Mr. Jewison married Margaret Ann Dixon, a model, in 1953. She died in 2004. He married Lynne St. David in 2010. He is survived by two sons from his first marriage, Kevin and Michael; a daughter, Jenny Snyder; and five grandchildren. In 1988, Mr. Jewison founded the Canadian Film Center, a film school and institution in Toronto. He received the Irving G. Thalberg Memorial Award for his body of work at the 1999 Academy Awards and a lifetime achievement award from the Directors Guild of America in 2010. In 2011, the Film Society of Lincoln Center in New York presented a fifteen-film retrospective of his work. “For me, films are about ideas,” Mr. Jewison told The Times on the occasion of the retrospective. “Every director should ask himself, ‘Why am I making this picture?’ And if you can’t answer that, you shouldn’t make it.”


https://www.nytimes.com/2024/01/22/m...ison-dead.html
____________________________________________________________


__________________
"Film is a disease. When it infects your bloodstream it takes over as the number one hormone. It bosses the enzymes, directs the pineal gland, plays Iago to your psyche. As with heroin, the antidote to Film is more Film." - Frank Capra



I've seen two of his movies: The Thomas Crown Affair and Inseminoid. Gonna get through In the Heat of the Night later this week.



Please Quote/Tag Or I'll Miss Your Responses
RIP


I like his movies with Steve McQueen, but my favorite might be "F.I.S.T" but I think it's the only movie that is close to a Jimmy Hoffa bio-pic. The first half, anyway. "And Justice For All" was a movie I saw a handful of times in my late teens and might revisit it the next night I can get enough sleep.



Sad he's gone. I loved all the movies of his that I've seen, and that was quite a few. In the Heat of the Night and Moonstruck are my two favorites of his. Godspeed, Norman.
__________________
"Miss Jean Louise, Mr. Arthur Radley."



Don't know him.





Great director...In the Heat of the Night was definitely his masterpiece but I also loved The Thrill of it All, The Art of Love, Moonstruck, Agnes of God, Jesus Christ Superstar, and Fiddler on the Roof. RIP.

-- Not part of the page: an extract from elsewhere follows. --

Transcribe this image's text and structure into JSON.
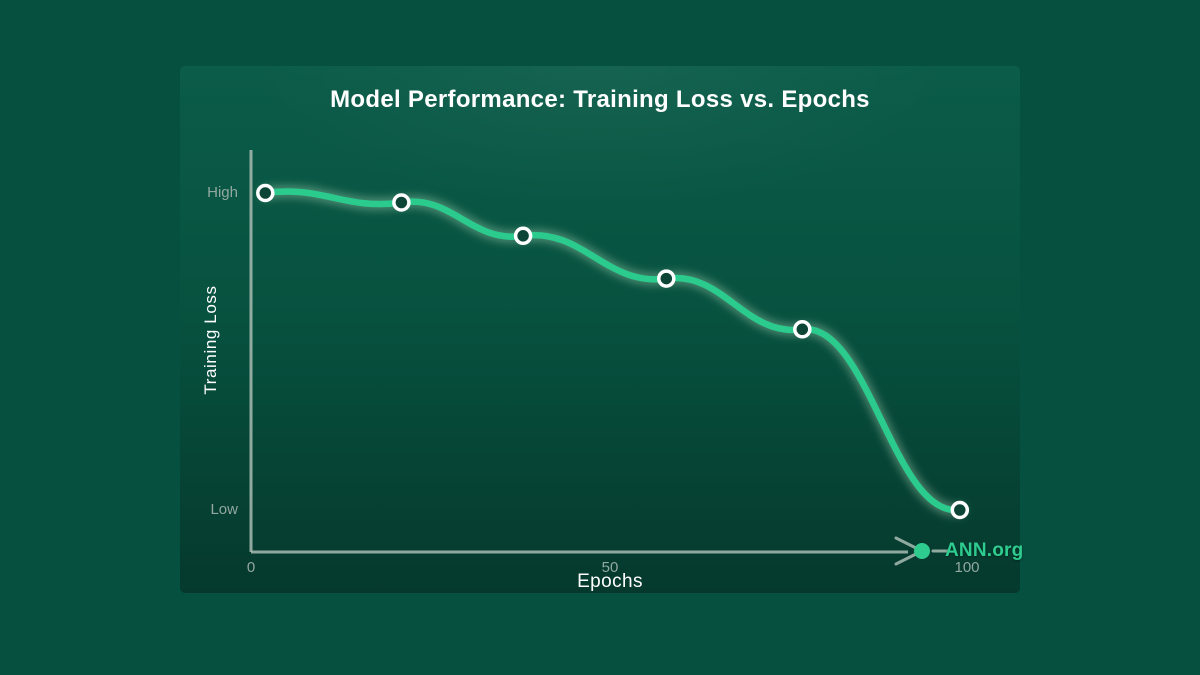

RIP. Certainly a huge blindspot for me. I've only seen In the Heat of the Night (which I loved), Only You (which I don't remember), and Moonstruck (which I just saw last night).
__________________
Check out my podcast: The Movie Loot!



Society ennobler, last seen in Medici's Florence
R.I.P.
My portfolio in relation to Norman Jewison,
chronologically by year of release (my recommendations in brackets):
  • The Cincinnati Kid (1965) (own on DVD, good movie)
  • The Thomas Crown Affair (1968) (can be skipped)
  • Jesus Christ Superstar (1973) (I think, this is "should be seen" rate)
  • …And Justice for All. (1979) (can be skipped, too political)
  • Moonstruck (1987) (I've seen it about five times, must be seen)
  • Other People's Money (1991) (very nice light comedy, I've seen it couple of times)

I was in the movie theatre for Moonstruck back in the year of its release. It was a great hit for all filmgoers in the high school. Superbly developed story. Great performances by all of these: Cher, Nicolas Cage, Vincent Gardenia, Olympia Dukakis, Danny Aiello and on top of everything you can see here the outstanding Feodor Chaliapin Jr....wow...

__________________
"Population don't imitate art, population imitate bad television." W.A.
"You can't depend on your eyes when your imagination is out of focus." M.T.



RIP
I like his movies with Steve McQueen, but my favorite might be "F.I.S.T" but I think it's the only movie that is close to a Jimmy Hoffa bio-pic. The first half, anyway. "And Justice For All" was a movie I saw a handful of times in my late teens and might revisit it the next night I can get enough sleep.
Matt, have you seen The Irishman? I think it was very well done.



The trick is not minding
Wasn’t a big fan of Jewison. His best films, for me, were Moonstruck and In the Heat of the Night.
Jesus Christ Superstar,Agnes of God, The Russians are Coming…,The Cincinnati Kid, Fiddler on the Roof, Rollerball, and A Soldier’s Story all ranges from mediocre to ok for me.